Anel Akiyanova, Luke Heeringa, Yang Xu (Van)
Data Science Immersive Remote (DSIR-113020)
February 11, 2021
The purpose of this work was to determine what features are most impactful in predicting high school graduation rates. Primary audience of the project is state and local governments, as well as, federal government, and education non-profit organizations.
The predicted target feature is the 4-year (on time) high school graduation rate of a school district’s 2018 graduating class. In preliminary research we found that on the state level, three-quarters of states have graduation rates between 80 and 90%. In 2018, Iowa was the state with the highest graduation rate of 91%, and the District of Columbia had the lowest graduation rate of 69%. In our analysis, charter-only districts were found to have an average graduation rate of 72%, while mixed charter and non-charter districts had an average of 80% graduation rate, and fully non-charter school districts had the highest average at 90% graduation rate.

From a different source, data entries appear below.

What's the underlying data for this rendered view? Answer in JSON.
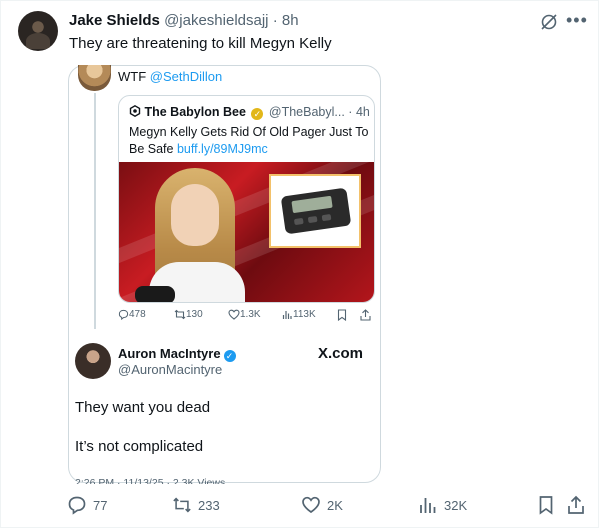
{
  "tweet": {
    "author_name": "Jake Shields",
    "author_handle": "@jakeshieldsajj",
    "separator": "·",
    "time": "8h",
    "text": "They are threatening to kill Megyn Kelly"
  },
  "screenshot": {
    "parent_text_prefix": "WTF ",
    "parent_mention": "@SethDillon",
    "quote": {
      "name": "The Babylon Bee",
      "handle": "@TheBabyl...",
      "separator": "·",
      "time": "4h",
      "text": "Megyn Kelly Gets Rid Of Old Pager Just To Be Safe ",
      "link": "buff.ly/89MJ9mc"
    },
    "stats": {
      "replies": "478",
      "reposts": "130",
      "likes": "1.3K",
      "views": "113K"
    },
    "reply": {
      "name": "Auron MacIntyre",
      "handle": "@AuronMacintyre",
      "watermark": "X.com",
      "line1": "They want you dead",
      "line2": "It’s not complicated",
      "footer": "2:26 PM · 11/13/25 · 2.3K Views"
    }
  },
  "actions": {
    "replies": "77",
    "reposts": "233",
    "likes": "2K",
    "views": "32K"
  },
  "colors": {
    "accent": "#1d9bf0",
    "text": "#0f1419",
    "muted": "#536471",
    "highlight": "#f6f25a",
    "gold_check": "#e2b719"
  }
}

We’ve also done background research on 2018 spending per student split by state. On average, schools spent $12,612 per pupil, annually. At the top of the range is State of New York with $24,040 annual spendings, followed by Connecticut and New Jersey with around $20,000 each. Utah is at the other end of the range with $7,628 annual spendings. The federal government provides ~8% of funding for public education; state and local governments provide ~47% and ~46% of public education funds, respectively. The funding amount is correlated to local property taxes leading to a disbalance between wealthy and impoverished school districts and even different schools within a single school district.
Although academic success and graduation is influenced by a myriad of social, geo-political, and community economic factors, this team chose to focus on school finances as a numeric proxy for larger issues of inequity.

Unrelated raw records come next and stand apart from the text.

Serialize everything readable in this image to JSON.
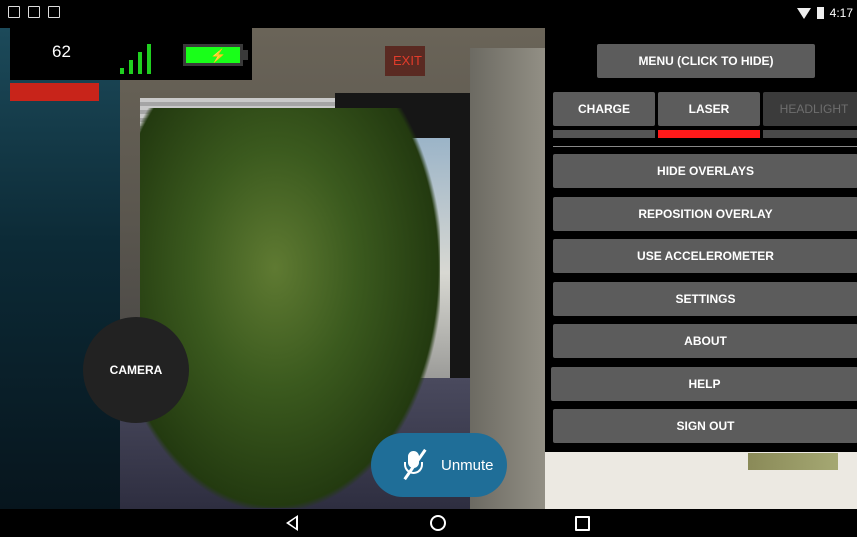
{
  "status_bar": {
    "time": "4:17",
    "left_icons": [
      "image-icon",
      "photo-icon",
      "phone-icon"
    ],
    "right_icons": [
      "wifi-icon",
      "battery-icon"
    ]
  },
  "overlay": {
    "signal_value": "62",
    "signal_color": "#20d020",
    "battery_color": "#19ff19",
    "battery_icon": "charging-bolt-icon",
    "status_strip_color": "#c8241a"
  },
  "camera_button": {
    "label": "CAMERA"
  },
  "unmute_button": {
    "label": "Unmute",
    "icon": "mic-off-icon",
    "color": "#1f6e98"
  },
  "menu": {
    "toggle_label": "MENU (CLICK TO HIDE)",
    "tabs": [
      {
        "label": "CHARGE",
        "active": false
      },
      {
        "label": "LASER",
        "active": true
      },
      {
        "label": "HEADLIGHT",
        "active": false,
        "disabled": true
      }
    ],
    "active_tab_color": "#ff1a1a",
    "items": [
      {
        "label": "HIDE OVERLAYS"
      },
      {
        "label": "REPOSITION OVERLAY"
      },
      {
        "label": "USE ACCELEROMETER"
      },
      {
        "label": "SETTINGS"
      },
      {
        "label": "ABOUT"
      },
      {
        "label": "HELP"
      },
      {
        "label": "SIGN OUT"
      }
    ]
  },
  "scene": {
    "sign_text": "EXIT"
  },
  "nav_bar": {
    "icons": [
      "back-icon",
      "home-icon",
      "recents-icon"
    ]
  }
}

Data was primarily sourced from the National Center for Education Statistics (NCES), who publish annual financial statements for every US public school district. Because the NCES no longer publishes national listings of outcomes like graduation rate, however, their data had to be supplemented with state-level publications of graduation rate by school district. Each state’s files are formatted slightly different and are available in varying levels of granularity, so each had to be read in individually and standardized before being able to match school districts by name with their finances as given by the NCES.

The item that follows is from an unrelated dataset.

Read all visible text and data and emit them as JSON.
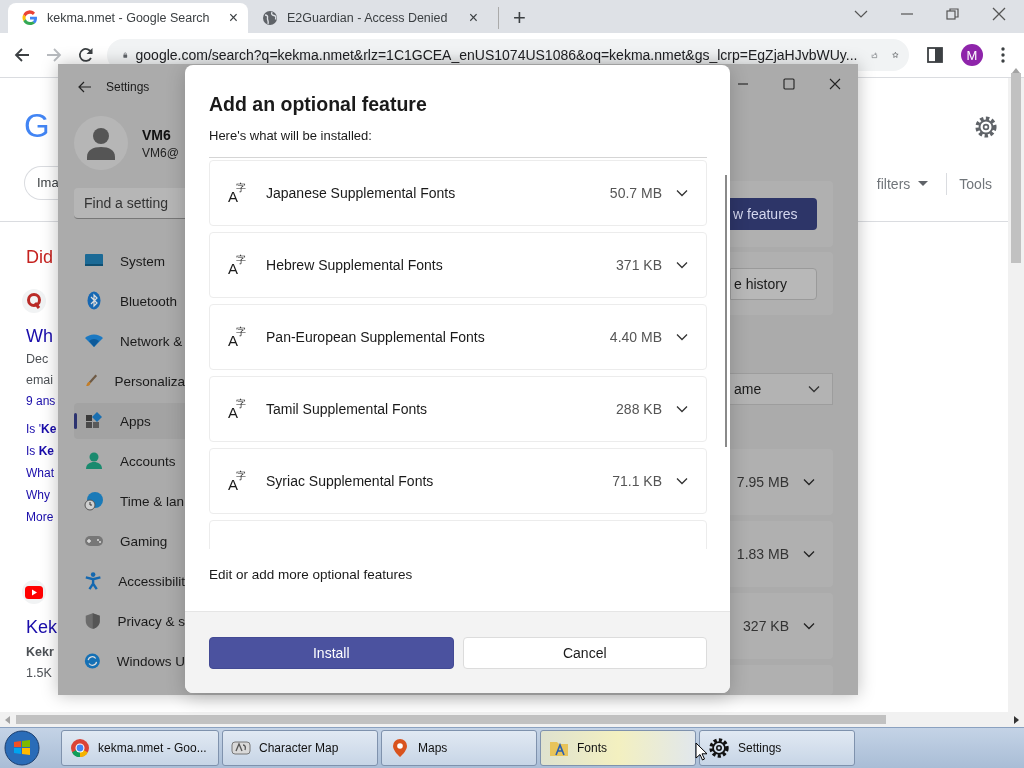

Graduation rate may remain unpublished if student population is insufficiently large, so not every district’s graduation rate could be included. Additionally, some states only require districts to report whether their cohorts fell into certain ranges of graduation rate, such as above 95% or below 5%. With this restriction, all school districts with a graduation rate greater than or equal to .95 were set to be .95, and all school districts with a graduation rate less than or equal to .05 were set to be .05. Any other rate ranges were set to their midpoint (i.e. a school district with a graduation rate of “80-90%” was set equal to .85).
School districts’ fall memberships (the number of students enrolled at the beginning of the 2017-2018 school year) ranged between less than 10 to greater than 600,000, but primarily consisted of districts with between 1,000 and 2,000 students. The distributions of district size and most financial features were heavily skewed, clustering near the bottom of the range with long right tails consisting of the most populous and funded districts. To account for the skew in distribution, all financial features were scaled to be in proportion with the school district size by dividing by the fall membership. Any school district listed with a fall membership of zero or less was dropped from the dataset.
Representing finances as per student moved to somewhat normalize the distributions, but they tended to still be right-skewed, so features were then set to be the log (base 10) of the per student calculations. Features with values of zero or below were determined to represent incomplete data for the district, and were set to be the simple mean of their column values to prevent errors when finding the log. Log-scaling values allowed the modeling process to better examine the full range of values, essentially stretching out the bottom end of the distribution and shortening the top. This both dampens the effect of outliers and magnifies variance within the most heavily-clustered sections of the distributions.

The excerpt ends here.